Я совладел с одышкой и сказал: «Долорес, всё это должно прекратиться немедленно. Я готов выхватить тебя из Бердслея и запереть ты знаешь где, или это должно прекратиться. Я готов увезти тебя через несколько минут — с одним чемоданом; но это должно прекратиться, а не то случится непоправимое».
«Непоправимое? Скажите пожалуйста!»
Я отпихнул табурет, который она всё раскачивала пяткой, и нога её глухо ударилась об пол.
«Эй», крикнула она, «легче на поворотах!»
«Прежде всего, марш наверх!» крикнул я в свою очередь и одновременно схватил и вытащил её из кресла. С этой минуты я перестал сдерживать голос, и мы продолжали орать друг на дружку, причём она говорила непечатные вещи. Она кричала, что люто ненавидит меня. Она делала мне чудовищные гримасы, надувая щёки и производя дьявольский лопающийся звук. Она сказала, что я несколько раз пытался растлить её в бытность мою жильцом у её матери. Она выразила уверенность, что я зарезал её мать. Она заявила, что она отдастся первому мальчишке, который этого захочет, и что я ничего не могу против этого. Я велел ей подняться к себе и показать мне все те места, где она припрятывает деньги. Это была отвратительная, нестерпимо-громкая сцена.

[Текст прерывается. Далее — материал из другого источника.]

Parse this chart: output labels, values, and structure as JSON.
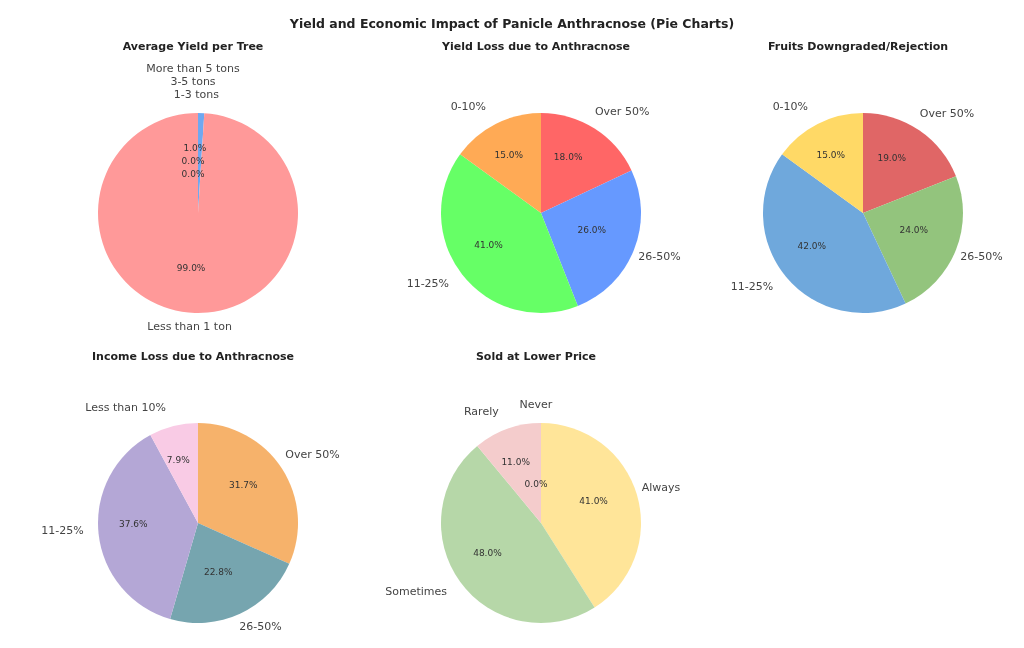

Я держал её за костлявенькую кисть, и она вертела ею так и сяк, под шумок стараясь найти слабое место, дабы вырваться в благоприятный миг, но я держал её совсем крепко и даже причинял ей сильную боль, за которую, надеюсь, сгниёт сердце у меня в груди, и раза два она дёрнулась так яростно, что я испугался, не треснула ли у неё кисть, и всё время она пристально смотрела на меня этими своими незабвенными глазами, в которых ледяной гнев боролся с горячей слезой, и наши голоса затопляли звонивший наверху телефон, и в этот самый миг, как я осознал этот звон, она высвободилась и была такова.
С персонажами в кинофильмах я, по-видимому, разделяю зависимость от всесильной machina telephonica и её внезапных вторжений в людские дела. На этот раз оказалось, что звонит разозлённая соседка. Восточное окно гостиной оставалось широко открытым, — хотя штора по милости судьбы была опущена; и за этим окном сырая чёрная ночь кислой новоанглийской весны, затаив дыхание, подслушивала нашу ссору. Мне всегда думалось, что тип внутренне похабной старой девы, внешне похожей на солёную пикшу, — чисто литературный продукт скрещивания родством связанных лиц в современном американском романе; но теперь я убеждён, что щепетильная и блудливая мисс Восток — или по-настоящему (вскроем это инкогнито) мисс Финтон Лебон — должно быть по крайней мере на три четверти высунулась из окна своей спальни, стараясь уловить суть нашей ссоры.
«Какой кавардак… какой галдёж…», квакала телефонная трубка. «Мы не живём тут в эмигрантском квартале. Этого нельзя никак…»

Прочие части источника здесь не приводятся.